Besides, PGN significantly suppressed the differentiation of brown preadipocytes isolated from the neonatal mice as evidenced by oil red O staining (Fig. 2H). Expression of brown adipocyte marker genes were substantially attenuated by PGN as evidenced by the significant decrement in mRNA levels of Ucp1, Cidea, and peroxisome proliferative activated receptor, gamma, coactivator 1 alpha (Ppargc1a) (Fig. 2I) and the protein levels of UCP1 (Fig. 2J). Moreover, PGN also significantly increased mRNA levels of Tlr2 and protein levels of TLR2, NF-κB P65 and phospho-NF-κB P65 in differentiated brown adipocytes (Fig. 2J and K).

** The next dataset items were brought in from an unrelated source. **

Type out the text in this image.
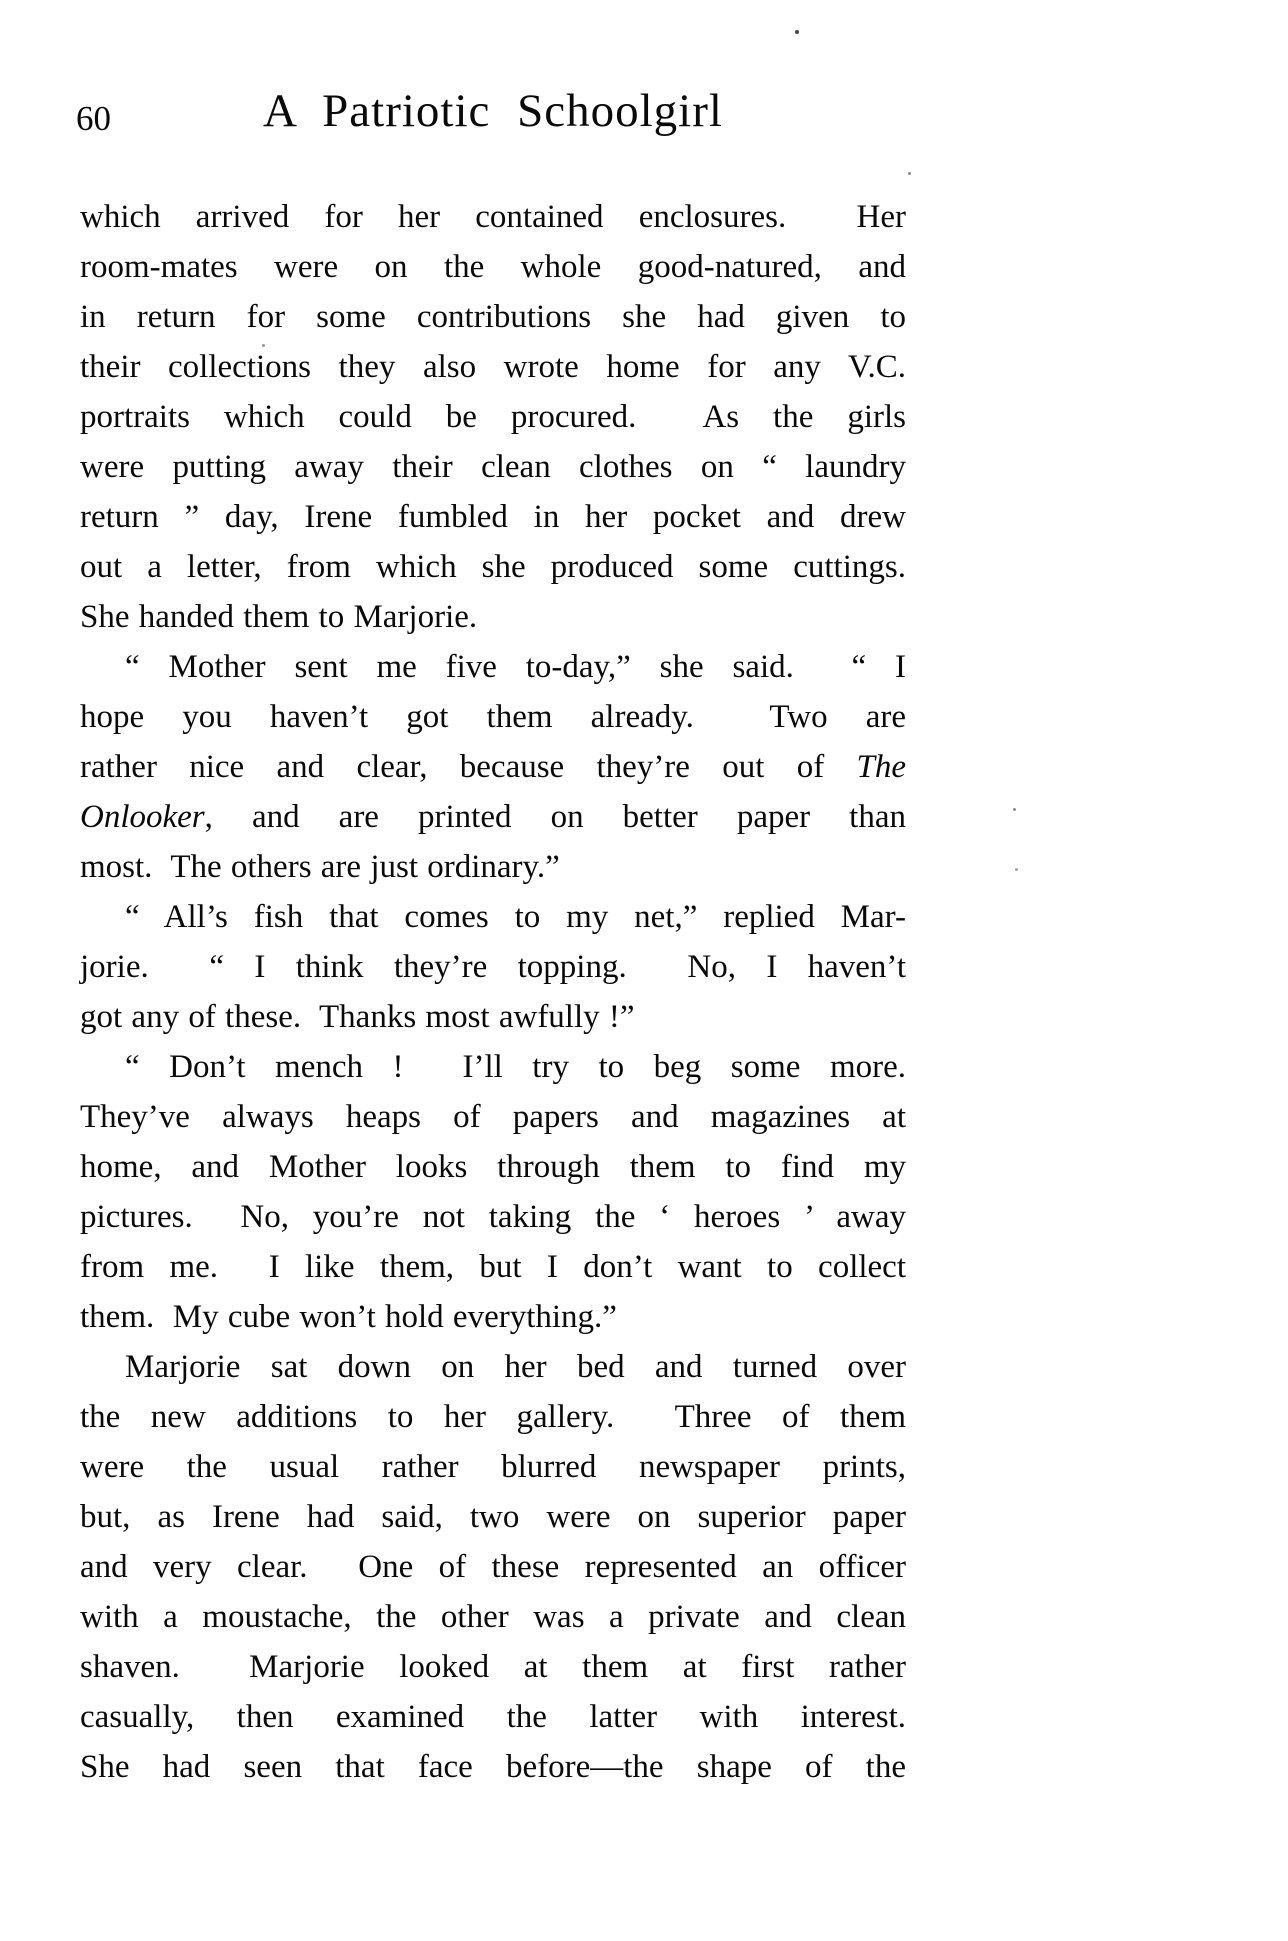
60	A Patriotic Schoolgirl
which arrived for her contained enclosures.  Her
room-mates were on the whole good-natured, and
in return for some contributions she had given to
their collections they also wrote home for any V.C.
portraits which could be procured.  As the girls
were putting away their clean clothes on “ laundry
return ” day, Irene fumbled in her pocket and drew
out a letter, from which she produced some cuttings.
She handed them to Marjorie.
“ Mother sent me five to-day,” she said.  “ I
hope you haven’t got them already.  Two are
rather nice and clear, because they’re out of The
Onlooker, and are printed on better paper than
most.  The others are just ordinary.”
“ All’s fish that comes to my net,” replied Mar-
jorie.  “ I think they’re topping.  No, I haven’t
got any of these.  Thanks most awfully !”
“ Don’t mench !  I’ll try to beg some more.
They’ve always heaps of papers and magazines at
home, and Mother looks through them to find my
pictures.  No, you’re not taking the ‘ heroes ’ away
from me.  I like them, but I don’t want to collect
them.  My cube won’t hold everything.”
Marjorie sat down on her bed and turned over
the new additions to her gallery.  Three of them
were the usual rather blurred newspaper prints,
but, as Irene had said, two were on superior paper
and very clear.  One of these represented an officer
with a moustache, the other was a private and clean
shaven.  Marjorie looked at them at first rather
casually, then examined the latter with interest.
She had seen that face before—the shape of the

Based on these observations, we speculate that PGN inhibits the white adipose tissue beigeing by TLR2–NF-κB signaling. Further study should examine the distinct effect of different PGNs as molecular structure of peptidoglycan varies greatly dependent on individual type of gut bacteria. Second, the metabolic phenotype of TLR2 deficiency should be explored using transgenic mice with adipocyte and macrophage specific deletion of this receptor. Third, in addition to the NF-κB pathway, the JNK (c-Jun N-terminal kinase) pathway should be explored since this signaling pathway inhibits mitochondrial function through phosphorylation of BCL2,.

In conclusion, our studies show that PGN activates TLR2–NF-κB signaling directly in adipocytes and/or indirectly in macrophages to inhibit the white adipose tissue beigeing. The activity of NF-κB remains to be tested by experiment in the inhibition of beigeing. PGN may serve as a critical linker between the intestinal bacteria and adipose tissue in the control of beigeing. Targeting PGN–TLR2 may provide a novel strategy for the prevention and treatment of obesity.